Interpretive Summary: Crop water use (evapotranspiration or ET) can be effectively mapped with satellite imagery and used in irrigation scheduling tools, adjusting water applied based on the amount of water consumed. To make ET maps at the field scales and daily timesteps useful for irrigation management, ET maps from multiple satellites can be fused – combining information from satellites that provide good spatial detail and from others that collect data frequently. This paper describes an improved approach for fusing satellite-based ET images that works better over crops where water use changes rapidly, such as alfalfa crops that are harvested and regrown on a monthly basis. The new method is tested over a variety of crops grown in the Central Valley of California against measurements of water use made in the field, and demonstrated to better represent rapid changes in ET than the standard fusion method. This new fusion method should improve the timeliness and accuracy of water use information for irrigation management.

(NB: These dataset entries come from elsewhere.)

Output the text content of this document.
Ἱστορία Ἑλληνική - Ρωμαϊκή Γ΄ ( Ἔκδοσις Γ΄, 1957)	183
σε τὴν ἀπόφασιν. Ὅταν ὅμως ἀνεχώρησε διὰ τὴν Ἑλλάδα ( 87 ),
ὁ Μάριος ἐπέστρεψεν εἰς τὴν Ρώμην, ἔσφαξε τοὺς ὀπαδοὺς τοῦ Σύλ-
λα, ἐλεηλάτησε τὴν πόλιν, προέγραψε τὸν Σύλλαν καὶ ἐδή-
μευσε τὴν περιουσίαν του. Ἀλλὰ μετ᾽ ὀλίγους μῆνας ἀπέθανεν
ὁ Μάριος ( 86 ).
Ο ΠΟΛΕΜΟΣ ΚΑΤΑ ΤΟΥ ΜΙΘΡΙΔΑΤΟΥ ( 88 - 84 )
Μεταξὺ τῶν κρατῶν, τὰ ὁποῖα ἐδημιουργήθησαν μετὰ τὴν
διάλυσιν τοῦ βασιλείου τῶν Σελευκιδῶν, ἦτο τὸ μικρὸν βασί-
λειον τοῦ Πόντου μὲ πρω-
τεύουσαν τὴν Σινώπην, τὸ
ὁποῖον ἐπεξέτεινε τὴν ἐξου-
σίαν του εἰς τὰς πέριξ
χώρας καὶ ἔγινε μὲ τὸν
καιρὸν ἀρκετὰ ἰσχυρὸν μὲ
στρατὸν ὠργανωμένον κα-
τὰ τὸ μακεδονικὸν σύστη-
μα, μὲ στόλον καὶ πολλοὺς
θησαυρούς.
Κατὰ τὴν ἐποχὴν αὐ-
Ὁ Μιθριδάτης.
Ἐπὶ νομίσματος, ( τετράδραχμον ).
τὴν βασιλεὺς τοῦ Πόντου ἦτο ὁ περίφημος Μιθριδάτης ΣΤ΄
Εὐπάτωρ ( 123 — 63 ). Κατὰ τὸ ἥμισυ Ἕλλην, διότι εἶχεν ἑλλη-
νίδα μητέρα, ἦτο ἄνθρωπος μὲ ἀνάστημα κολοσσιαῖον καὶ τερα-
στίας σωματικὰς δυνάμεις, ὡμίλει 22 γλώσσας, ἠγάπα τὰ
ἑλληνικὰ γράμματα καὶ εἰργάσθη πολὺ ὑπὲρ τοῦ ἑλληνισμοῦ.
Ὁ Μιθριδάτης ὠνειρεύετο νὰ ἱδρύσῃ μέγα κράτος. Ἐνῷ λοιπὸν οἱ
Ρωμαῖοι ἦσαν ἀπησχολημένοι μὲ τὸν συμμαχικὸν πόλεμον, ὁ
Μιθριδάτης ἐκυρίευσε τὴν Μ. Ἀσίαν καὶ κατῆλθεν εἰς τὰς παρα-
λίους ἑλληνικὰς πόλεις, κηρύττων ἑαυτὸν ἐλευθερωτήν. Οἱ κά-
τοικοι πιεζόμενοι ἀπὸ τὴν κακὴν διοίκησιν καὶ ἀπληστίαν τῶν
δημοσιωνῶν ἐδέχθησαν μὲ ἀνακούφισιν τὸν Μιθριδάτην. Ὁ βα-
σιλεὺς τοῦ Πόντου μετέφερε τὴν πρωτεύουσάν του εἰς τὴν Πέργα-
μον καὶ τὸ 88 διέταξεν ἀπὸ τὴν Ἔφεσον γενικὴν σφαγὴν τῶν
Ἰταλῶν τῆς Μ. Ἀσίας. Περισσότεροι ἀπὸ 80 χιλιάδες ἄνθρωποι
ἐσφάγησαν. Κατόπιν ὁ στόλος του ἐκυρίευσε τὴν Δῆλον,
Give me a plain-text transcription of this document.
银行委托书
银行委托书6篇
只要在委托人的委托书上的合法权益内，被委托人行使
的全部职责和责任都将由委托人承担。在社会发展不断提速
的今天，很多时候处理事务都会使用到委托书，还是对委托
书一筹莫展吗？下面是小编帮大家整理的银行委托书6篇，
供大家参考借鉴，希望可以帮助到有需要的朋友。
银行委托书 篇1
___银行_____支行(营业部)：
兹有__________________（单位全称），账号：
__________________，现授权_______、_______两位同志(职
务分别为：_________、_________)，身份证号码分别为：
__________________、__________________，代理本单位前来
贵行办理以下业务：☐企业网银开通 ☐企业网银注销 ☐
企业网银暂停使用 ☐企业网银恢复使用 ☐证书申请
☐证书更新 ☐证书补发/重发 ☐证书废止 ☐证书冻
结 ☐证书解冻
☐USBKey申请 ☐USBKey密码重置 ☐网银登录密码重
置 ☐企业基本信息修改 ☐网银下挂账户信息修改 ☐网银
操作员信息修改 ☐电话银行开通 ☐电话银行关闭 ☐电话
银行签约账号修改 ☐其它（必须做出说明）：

Technical Abstract: Evapotranspiration (ET) represents crop water use and is a key indicator of crop health. Accurate estimation of ET is critical for agricultural irrigation and water resource management. ET retrieval using energy balance methods with remotely sensed thermal infrared data as the key input has been widely applied for irrigation scheduling, yield prediction, drought monitoring and so on. However, limitations on the spatial and temporal resolution of the thermal satellite data combined with the effects of cloud contamination constrain the amount of detail that a single satellite can provide. Fusing satellite data from different satellites with varying spatial and temporal resolutions can provide a more continuous estimation of daily ET at field scale. In this study, we applied an ET fusion modeling system, which uses a surface energy balance model to retrieve ET using both Landsat and Moderate Resolution Imaging Spectroradiometer (MODIS) data and then fuses the Landsat and MODIS ET retrieval timeseries using the Spatial-Temporal Adaptive Reflectance Fusion Model (STARFM). In this paper, we compared different STARFM ET fusion implementation strategies over various crop lands in the central California. In particular, the use of single versus two Landsat-MODIS pair images to constrain the fusion is explored in cases of rapidly changing crop conditions, as in frequently harvested alfalfa fields, as well as an improved dual-pair method. The daily 30-m ET retrievals are evaluated with flux tower observations and analyzed based on land use type. This study demonstrates improvement using the new dual-pair STARFM method compared with the standard one-pair STARFM method in estimating daily field scale ET for all the major crop types in the study area.